From the Daily Lectionary for Thursday in the Twenty-Second Week after Pentecost
Luke 13:18-30
He said therefore, “What is the kingdom of God like? And to what should I compare it? It is like a mustard seed that someone took and sowed in the garden; it grew and became a tree, and the birds of the air made nests in its branches.”
And again he said, “To what should I compare the kingdom of God? It is like yeast that a woman took and mixed in with three measures of flour until all of it was leavened.”
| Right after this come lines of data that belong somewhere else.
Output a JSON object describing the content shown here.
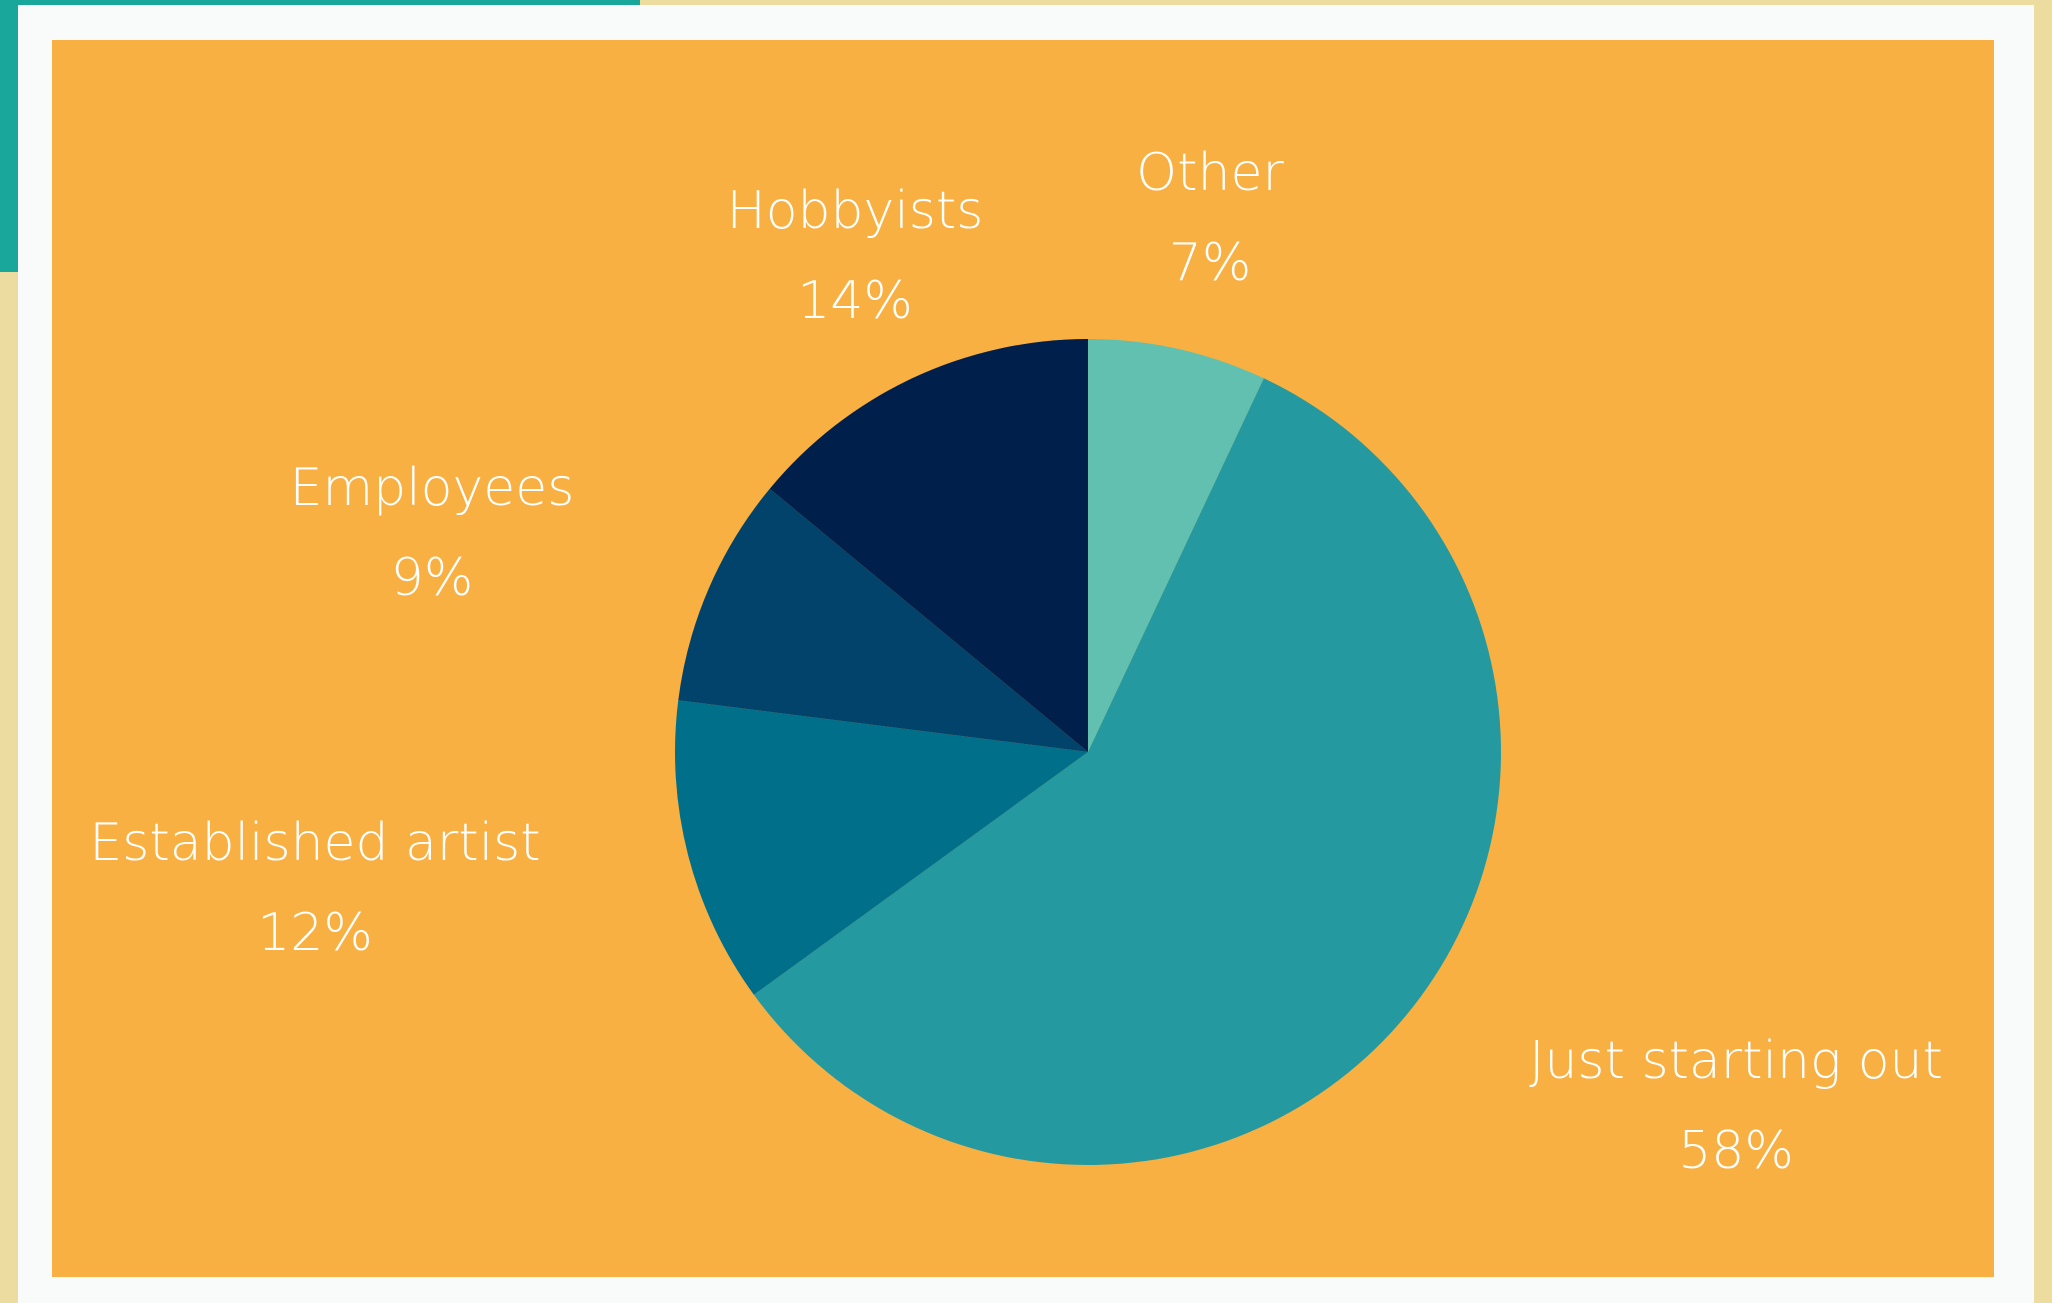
{
  "chart_data": {
    "type": "pie",
    "title": "",
    "start_angle_deg": 0,
    "direction": "clockwise",
    "slices": [
      {
        "label": "Other",
        "value": 7,
        "value_label": "7%",
        "color": "#61c0af"
      },
      {
        "label": "Just starting out",
        "value": 58,
        "value_label": "58%",
        "color": "#2599a0"
      },
      {
        "label": "Established artist",
        "value": 12,
        "value_label": "12%",
        "color": "#006f8a"
      },
      {
        "label": "Employees",
        "value": 9,
        "value_label": "9%",
        "color": "#02436b"
      },
      {
        "label": "Hobbyists",
        "value": 14,
        "value_label": "14%",
        "color": "#001f4a"
      }
    ]
  },
  "colors": {
    "panel": "#f9b042",
    "frame": "#f9fafa",
    "page": "#ecdca0",
    "accent": "#19a79b",
    "text": "#ffffff"
  }
}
Jesus went through one town and village after another, teaching as he made his way to Jerusalem. Someone asked him, “Lord, will only a few be saved?” He said to them, “Strive to enter through the narrow door; for many, I tell you, will try to enter and will not be able. When once the owner of the house has got up and shut the door, and you begin to stand outside and to knock at the door, saying, ‘Lord, open to us,’ then in reply he will say to you, ‘I do not know where you come from.’ Then you will begin to say, ‘We ate and drank with you, and you taught in our streets.’ But he will say, ‘I do not know where you come from; go away from me, all you evildoers!’ There will be weeping and gnashing of teeth when you see Abraham and Isaac and Jacob and all the prophets in the kingdom of God, and you yourselves thrown out. Then people will come from east and west, from north and south, and will eat in the kingdom of God. Indeed, some are last who will be first, and some are first who will be last.”
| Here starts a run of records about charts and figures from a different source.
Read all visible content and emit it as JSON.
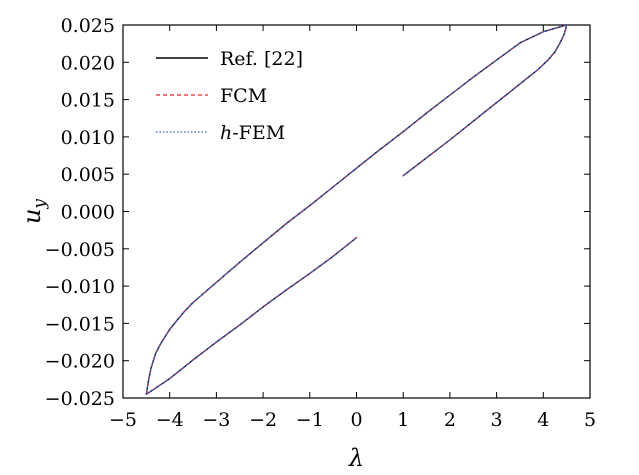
{
  "chart_data": {
    "type": "line",
    "title": "",
    "xlabel": "λ",
    "ylabel": "u_y",
    "ylabel_main": "u",
    "ylabel_sub": "y",
    "xlim": [
      -5,
      5
    ],
    "ylim": [
      -0.025,
      0.025
    ],
    "grid": false,
    "legend_position": "top-left",
    "x_ticks": [
      -5,
      -4,
      -3,
      -2,
      -1,
      0,
      1,
      2,
      3,
      4,
      5
    ],
    "x_tick_labels": [
      "−5",
      "−4",
      "−3",
      "−2",
      "−1",
      "0",
      "1",
      "2",
      "3",
      "4",
      "5"
    ],
    "y_ticks": [
      0.025,
      0.02,
      0.015,
      0.01,
      0.005,
      0.0,
      -0.005,
      -0.01,
      -0.015,
      -0.02,
      -0.025
    ],
    "y_tick_labels": [
      "0.025",
      "0.020",
      "0.015",
      "0.010",
      "0.005",
      "0.000",
      "−0.005",
      "−0.010",
      "−0.015",
      "−0.020",
      "−0.025"
    ],
    "series": [
      {
        "name": "Ref. [22]",
        "color": "#000000",
        "dash": "solid",
        "width": 1.4
      },
      {
        "name": "FCM",
        "color": "#e8202a",
        "dash": "4,3",
        "width": 1.1
      },
      {
        "name": "h-FEM",
        "color": "#3a5fc8",
        "dash": "1.5,2",
        "width": 1.1
      }
    ],
    "legend_labels": [
      {
        "italic": "",
        "text": "Ref. [22]"
      },
      {
        "italic": "",
        "text": "FCM"
      },
      {
        "italic": "h",
        "text": "-FEM"
      }
    ],
    "curve_segments": [
      {
        "label": "upper branch",
        "points": [
          [
            -4.5,
            -0.0245
          ],
          [
            -4.45,
            -0.0225
          ],
          [
            -4.4,
            -0.021
          ],
          [
            -4.3,
            -0.019
          ],
          [
            -4.2,
            -0.0178
          ],
          [
            -4.0,
            -0.0158
          ],
          [
            -3.7,
            -0.0135
          ],
          [
            -3.5,
            -0.0122
          ],
          [
            -3.0,
            -0.0095
          ],
          [
            -2.5,
            -0.0068
          ],
          [
            -2.0,
            -0.0042
          ],
          [
            -1.5,
            -0.0016
          ],
          [
            -1.0,
            0.0008
          ],
          [
            -0.5,
            0.0033
          ],
          [
            0.0,
            0.0058
          ],
          [
            0.5,
            0.0083
          ],
          [
            1.0,
            0.0107
          ],
          [
            1.5,
            0.0132
          ],
          [
            2.0,
            0.0156
          ],
          [
            2.5,
            0.018
          ],
          [
            3.0,
            0.0203
          ],
          [
            3.5,
            0.0226
          ],
          [
            4.0,
            0.0241
          ],
          [
            4.5,
            0.025
          ]
        ]
      },
      {
        "label": "right upper segment",
        "points": [
          [
            1.0,
            0.0048
          ],
          [
            1.5,
            0.0072
          ],
          [
            2.0,
            0.0096
          ],
          [
            2.5,
            0.0121
          ],
          [
            3.0,
            0.0146
          ],
          [
            3.5,
            0.0171
          ],
          [
            3.9,
            0.0191
          ],
          [
            4.1,
            0.0203
          ],
          [
            4.25,
            0.0214
          ],
          [
            4.35,
            0.0225
          ],
          [
            4.45,
            0.0238
          ],
          [
            4.5,
            0.025
          ]
        ]
      },
      {
        "label": "lower branch",
        "points": [
          [
            -4.5,
            -0.0245
          ],
          [
            -4.0,
            -0.0224
          ],
          [
            -3.5,
            -0.0199
          ],
          [
            -3.0,
            -0.0175
          ],
          [
            -2.5,
            -0.0152
          ],
          [
            -2.0,
            -0.0128
          ],
          [
            -1.5,
            -0.0105
          ],
          [
            -1.0,
            -0.0083
          ],
          [
            -0.5,
            -0.006
          ],
          [
            0.0,
            -0.0035
          ]
        ]
      }
    ]
  }
}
These two parables speak of the unlikeliness of God’s kingdom. A mustard plant is an invasive weed; no one would plant it in a garden. And yet, it grows and provides shelter for the birds. Bread was rarely leavened. Yeast in most biblical literature is a symbol of corruption… a symbol of how falsehood and evil can exponentially infect the world (Jesus warns, “Beware the yeast of the Pharisees!”).
This is testimony to the awareness that ministry is unconventional, improvisational. It is our labor that is redemptive; here, the labor of the gardener and the labor of the baker are examples. Their labor is the thing. It is our labor for the greater good, in the face of convention, challenging the status quo, that brings salvation. Again, this is a reminder that following Jesus is counter-cultural. Also, we should not be surprised that our fellow laborers will not be who we expect them to be. They may not be the ones who have it all together, keep the rules, the upstanding among us. To follow Jesus makes strange bedfellows.
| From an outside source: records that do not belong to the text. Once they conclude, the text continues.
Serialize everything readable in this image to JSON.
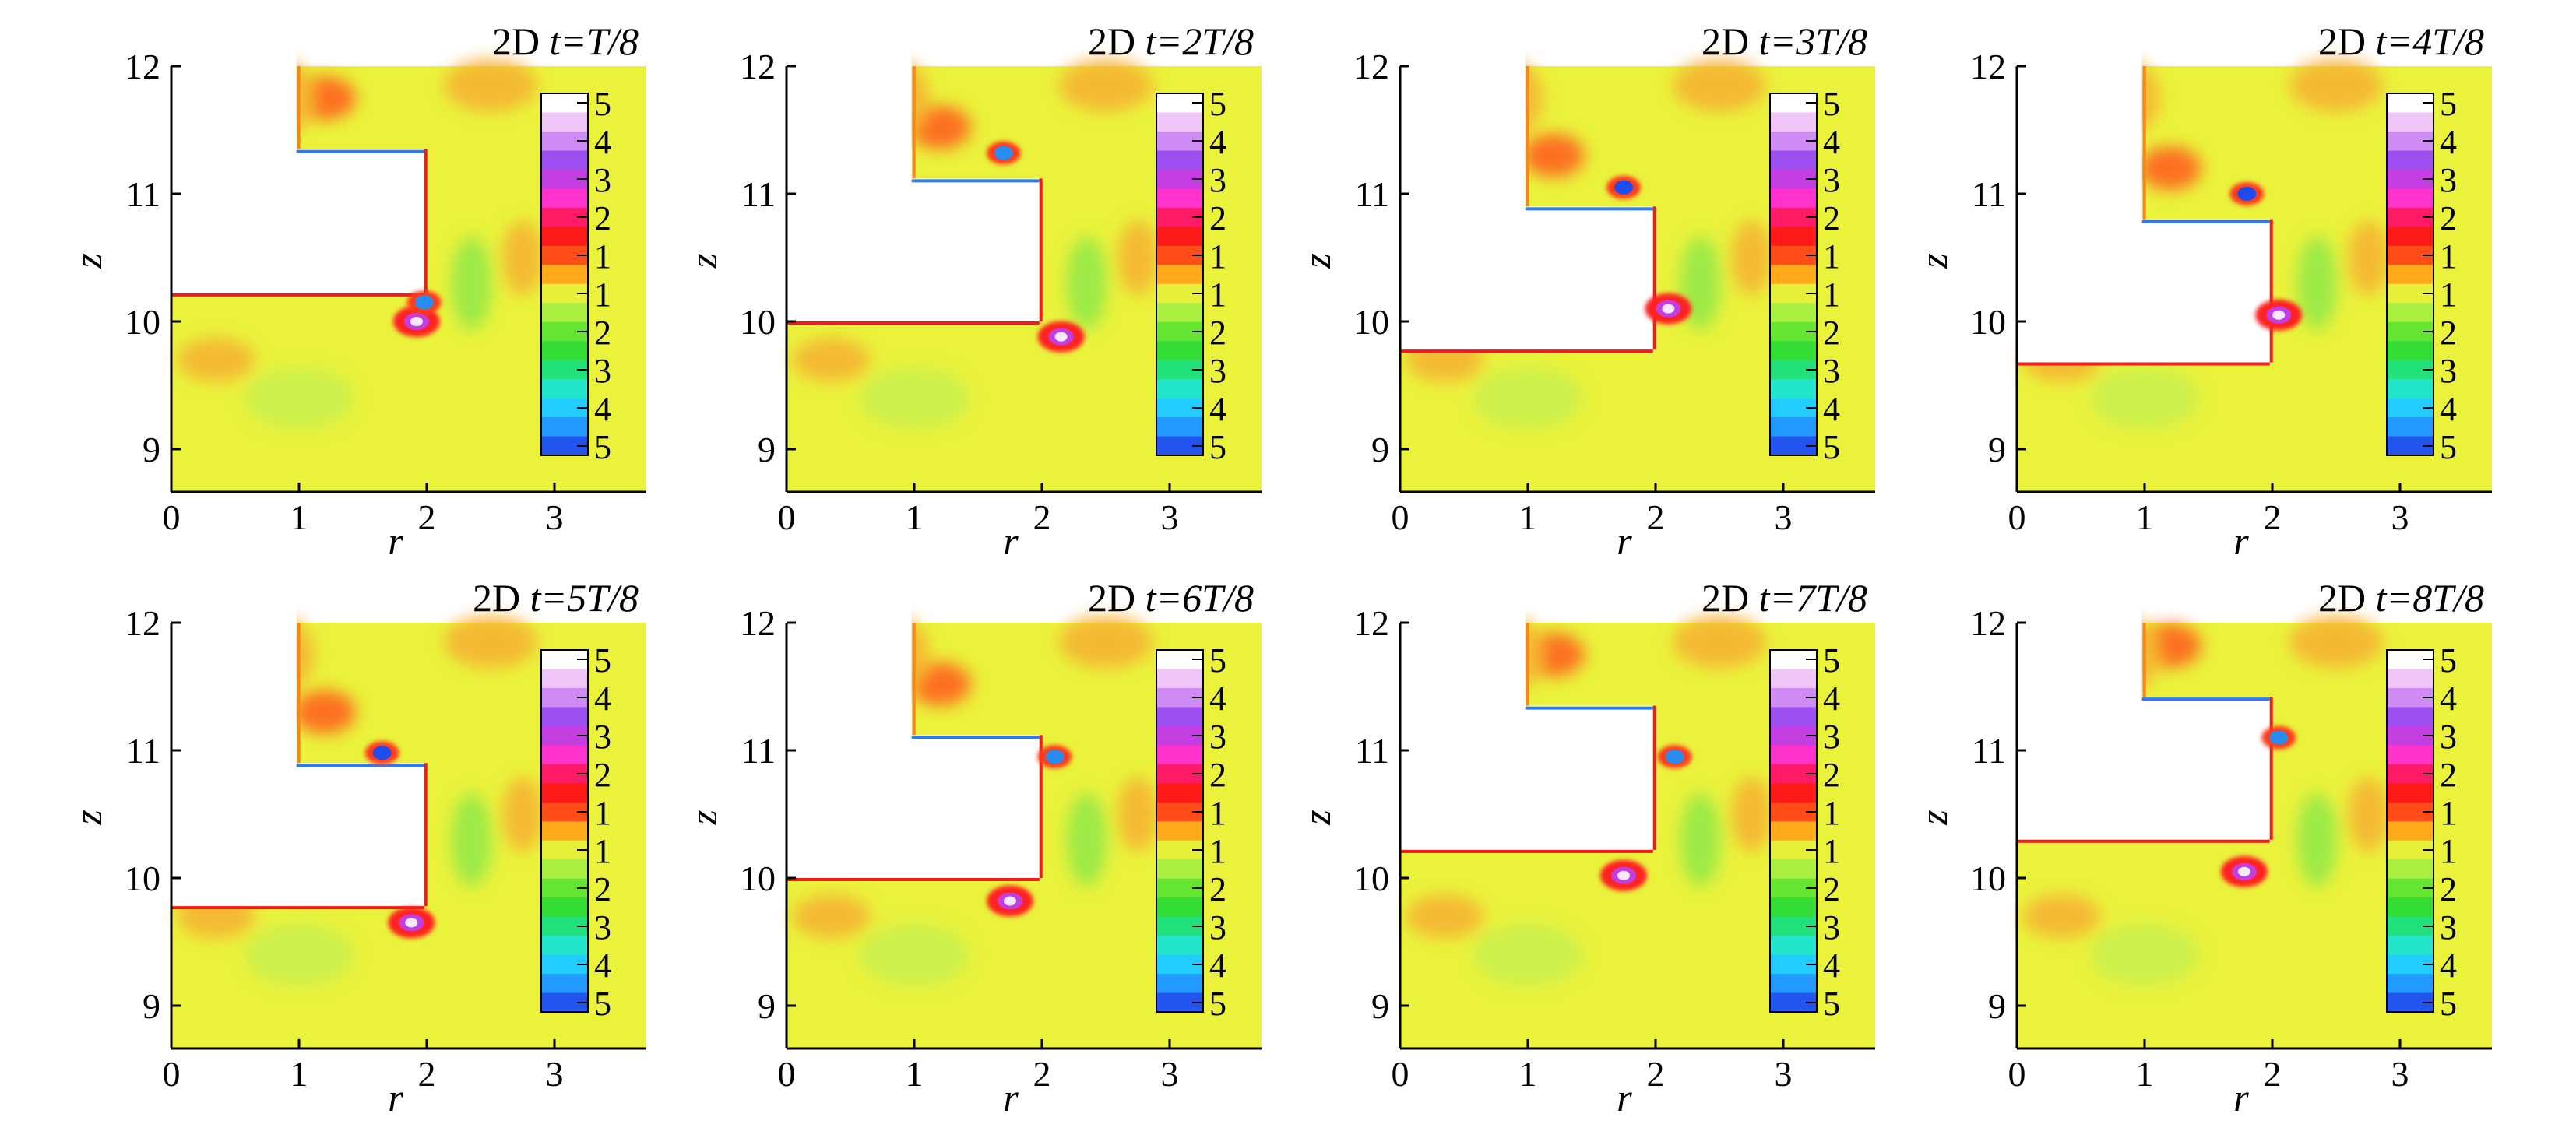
{
  "panels": [
    {
      "label": "2D",
      "time": "T/8"
    },
    {
      "label": "2D",
      "time": "2T/8"
    },
    {
      "label": "2D",
      "time": "3T/8"
    },
    {
      "label": "2D",
      "time": "4T/8"
    },
    {
      "label": "2D",
      "time": "5T/8"
    },
    {
      "label": "2D",
      "time": "6T/8"
    },
    {
      "label": "2D",
      "time": "7T/8"
    },
    {
      "label": "2D",
      "time": "8T/8"
    }
  ],
  "time_symbol": "t=",
  "xlabel": "r",
  "ylabel": "z",
  "x_ticks": [
    "0",
    "1",
    "2",
    "3"
  ],
  "y_ticks": [
    "12",
    "11",
    "10",
    "9"
  ],
  "colorbar": {
    "labels_top": [
      "5",
      "4",
      "3",
      "2",
      "1"
    ],
    "labels_bottom": [
      "1",
      "2",
      "3",
      "4",
      "5"
    ],
    "colors_top": [
      "#ffffff",
      "#f0c6f8",
      "#cf8cf5",
      "#9e4ff0",
      "#c33ee0",
      "#ff33cc",
      "#ff1a66",
      "#ff1a1a",
      "#ff4d1a"
    ],
    "colors_bottom": [
      "#ffaa1a",
      "#e6f03a",
      "#aaf040",
      "#66e633",
      "#33dd33",
      "#22e07a",
      "#22e6cc",
      "#22ccff",
      "#2299ff",
      "#2255ee"
    ]
  },
  "colors": {
    "background_field": "#eaf23c",
    "solid_region": "#ffffff",
    "orange_patch": "#f6b032",
    "red_layer": "#f21a1a",
    "vortex_blue": "#1e4cf0",
    "vortex_light": "#f7e8ff"
  }
}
One of my dreams for All Saints is that we reflect that unlikely community. A community’s creativity, its imaginative sensibilities, I think, are directly proportional to its diversity. We are called to love the “other,” so the church should look like an assembly of “others.” If we look like “comfortable and polite society” (you know what I mean), that is to say, ”the first” of our world, then we’re not the church. We’re just playing at it. We need the “last” among us, not so much to rescue them, but to learn from them; to get a better view of what the world is really like; to hear the wisdom from a world which we’ve had the luxury to ignore; perhaps to gain some empathy from the world’s suffering.
This is risky business, this weedy garden, this leavened bread. Such a community is unpredictable, unconventional, scorned by many. But it strikes me that God is at home in the mess of things, in unlikeliness. There is much more possibility in the mess than when we think we’ve got it all neat and tidy and figured out. In one of the prayers for the Easter Vigil, we call the church “that wonderful and sacred mystery.” Mystery defies convention, it is often disheveled, but is attuned to the Truth. I suppose I’m saying let’s be open to such a possibility, a people renewed with willing laborers… an unlikely new church for an unlikely new world.
A Prayer for the Church and the Transformation of the World (BCP p. 291)
O God of unchangeable power and eternal light: Look favorably on your whole Church, that wonderful and sacred mystery; by the effectual working of your providence, carry out in tranquility the plan of salvation; let the whole world see and know that things which were cast down are being raised up, and things which had grown old are being made new, and that all things are being brought to their perfection by him through whom all things were made, your Son Jesus Christ our Savior. Amen.